Verbal communication, professionalism and corroboration are the most often requested skills in nursing and health care support job ads, according to a LiveCareer analysis of recent job postings. Resumes mention professionalism to a sufficient degree, but fall short on communication and corroboration. Job seekers need all three skills for the best shot at catching a hiring manager's attention.
As physicians and other health care professionals continue to face lower demand the job market will stay competitive.
The ability to communicate effectively with patients who might be stressed or scared, and test or validate the new policies your employer puts in place will be essential for thriving during uncertain times.
LiveCareer pinpointed the skills listed most often in job ads, including the precise wording of each skill. This data-based approach reveals the terminology employers expect to see on nursing and health care support applications, and can help guide job seekers in refreshing their resumes.
Top hard, soft and remote work skills that will help you land nursing and health care support jobs
We analyzed job ads for a wide range of nursing and health care support positions, including home health aides, caregivers, nursing assistants, medical receptionists, medical assistants, phlebotomists, dental assistants, registered nurses and nurse practitioners. Here are the skills that rose to the top.
- Verbal communication
Found in 38.85% of health care job ads
Look for words like speak, state and say.

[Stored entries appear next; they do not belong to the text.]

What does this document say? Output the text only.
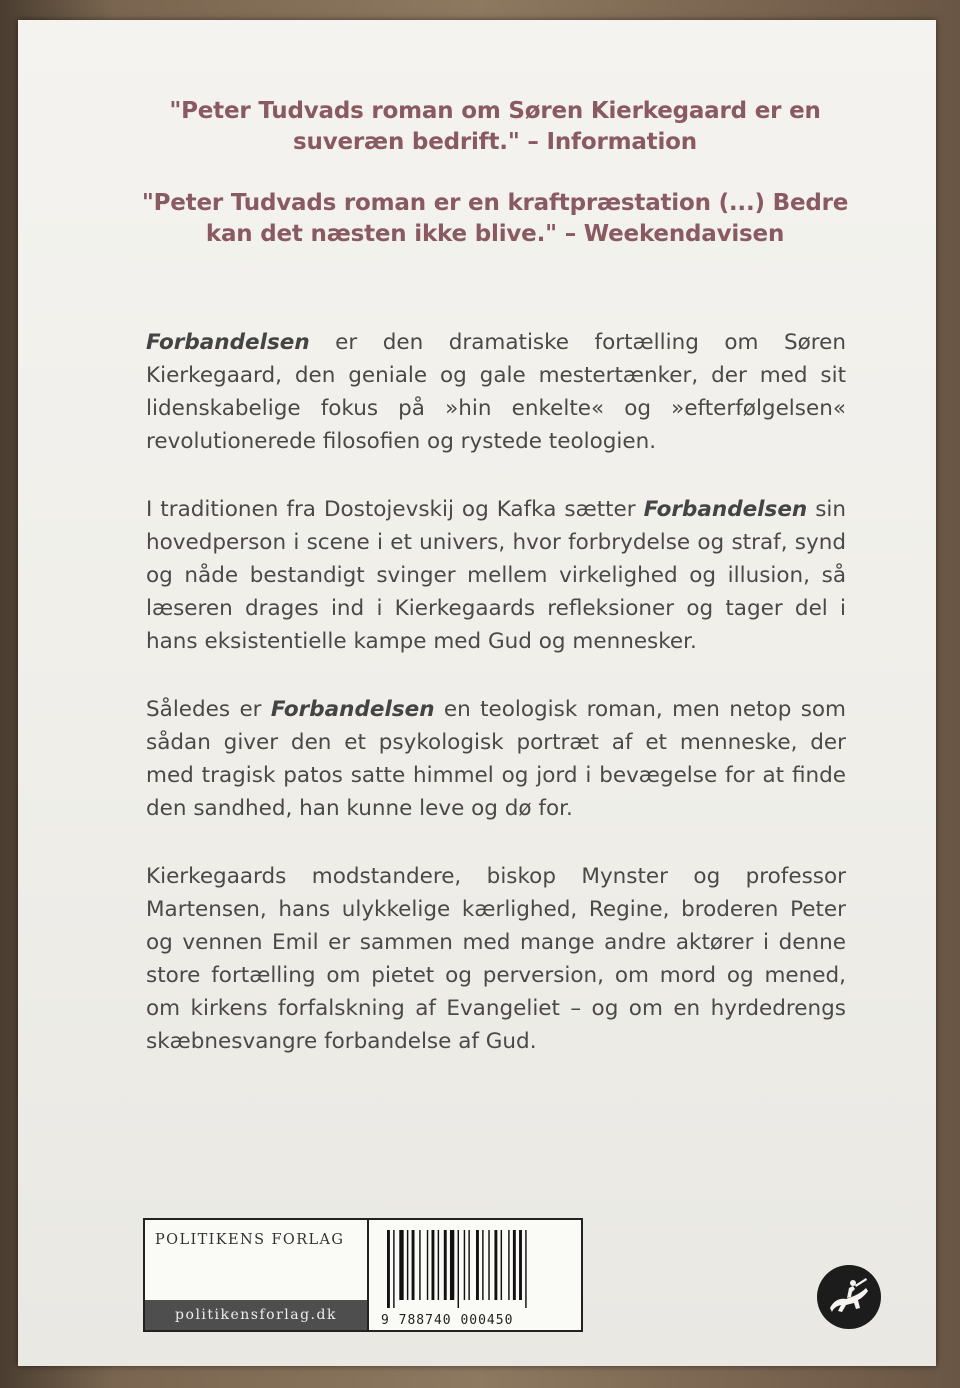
"Peter Tudvads roman om Søren Kierkegaard er en suveræn bedrift." – Information

"Peter Tudvads roman er en kraftpræstation (...) Bedre kan det næsten ikke blive." – Weekendavisen

Forbandelsen er den dramatiske fortælling om Søren Kierkegaard, den geniale og gale mestertænker, der med sit lidenskabelige fokus på »hin enkelte« og »efterfølgelsen« revolutionerede filosofien og rystede teologien.

I traditionen fra Dostojevskij og Kafka sætter Forbandelsen sin hovedperson i scene i et univers, hvor forbrydelse og straf, synd og nåde bestandigt svinger mellem virkelighed og illusion, så læseren drages ind i Kierkegaards refleksioner og tager del i hans eksistentielle kampe med Gud og mennesker.

Således er Forbandelsen en teologisk roman, men netop som sådan giver den et psykologisk portræt af et menneske, der med tragisk patos satte himmel og jord i bevægelse for at finde den sandhed, han kunne leve og dø for.

Kierkegaards modstandere, biskop Mynster og professor Martensen, hans ulykkelige kærlighed, Regine, broderen Peter og vennen Emil er sammen med mange andre aktører i denne store fortælling om pietet og perversion, om mord og mened, om kirkens forfalskning af Evangeliet – og om en hyrdedrengs skæbnesvangre forbandelse af Gud.

POLITIKENS FORLAG
politikensforlag.dk	9 788740 000450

Found in 30.36% of job ads
Look for words like test, validate and check.
Found in 23.56% of job ads
Look for words like professional, experienced and qualified.
- Critical thinking
Found in 20.78% of job ads
Look for words like brainstorm, think through and inquire.
- Safety conscious
Found in 19.64% of job ads
Look for words like safely, hazard and secure.
- Management skills
Found in 19.51% of job ads
Look for words like manage, oversee, conduct, supervise and direct.
- Dental procedures
Found in 36.76% of job ads
Look for words like patient care and oral hygiene.
Found in 36.36% of job ads
Terms will be exact or self-explanatory.
Found in 29.02% of job ads
Look for words like instruct, teach and train.
- Food preparation
Found in 28.23% of job ads
Look for words like kitchen equipment, food prep and dishes.
Remote Work Skills
- Project management tools Teamwork (found in 5.05% of job ads) and Monday (found in 3.24% of job ads).
- Video call software FaceTime found in 1.49% of job ads.
An experienced home health aide resume example
How to add skills to your resume
Read the job description, understand what the employer is seeking and use the exact wording of the skills listed in the job posting.
1. Weave a few important critical soft skills into your summary statement.
Example one: Dental hygienist
Cutting-edge recent graduate dental hygienist with latest training and real-world experience. Skilled at dental cleanings and patient education. Well versed in all aspects of dental office operations. Quick to build relationships with patients and successful at working with teammates to achieve patient care goals.
Example two: Certified nursing assistant
Professional and caring nursing assistant offering over three years of patient-facing experience. Adept at addressing patient needs with compassionate care and attention to detail. Diligent about maximizing satisfaction, and managing the safety and wellness of patients of all backgrounds.
2. Create a separate skills section. Make sure to include both hard and soft skills.
Example one: Medical receptionist
- HIPAA guidelines
- Office administration
- Medical billing and coding
- Patient scheduling
- Project management tools
Example two: Dental office manager
- Dental staff support
- Treatment room setup
- Payment plans
- Understanding confidentiality laws
- Policies and procedures
3. Lace skills throughout top achievements in your work experience section.
Example one: Patient coordinator
- Reviewed each step of patient care and made proactive adjustments to avert issues.
- Established rapport and relationships with patients and external partners to cross-train and support medical staff.
- Informed patients and caregivers on clearance procedures to maintain patient health and facilitate recovery goals.
Example two: Orthodontic assistant
- Scheduled appointments for new and existing customers, factoring in provider availability and scheduling loads.
- Prepped all examination rooms, sterilized equipment and instruments and maintained appropriate tray setup.
- Took x-rays, photographs and impressions of patients' teeth and mouth.
How to grow this skill set
Employers are going to want to see you are continuing to build your nursing and health care support skills. There are many options available to you, including:
- Build your soft skills. Medical professionals spend so much time and energy learning the essential skills of their trade, they often overlook skills like communication and teamwork, which are reportedly highly desired by employers in those industries. You could build these skills with courses on online learning platforms like Udemy, Coursera, and edX.
- Get actively involved in LinkedIn Groups like the American Nurses Association where nursing and health care support professionals are talking about key issues in the profession and sharing job opportunities.
- If you're looking to work in a health care office, you can enhance your status with certifications. The American College of Health Care Administrators offers the Certified Nursing Home Administrator and Certified Assisted Living Administrator programs. You can also pursue a health information management certification with the American Health Information Management Association or one in medical management from the Professional Association of Healthcare Office Management.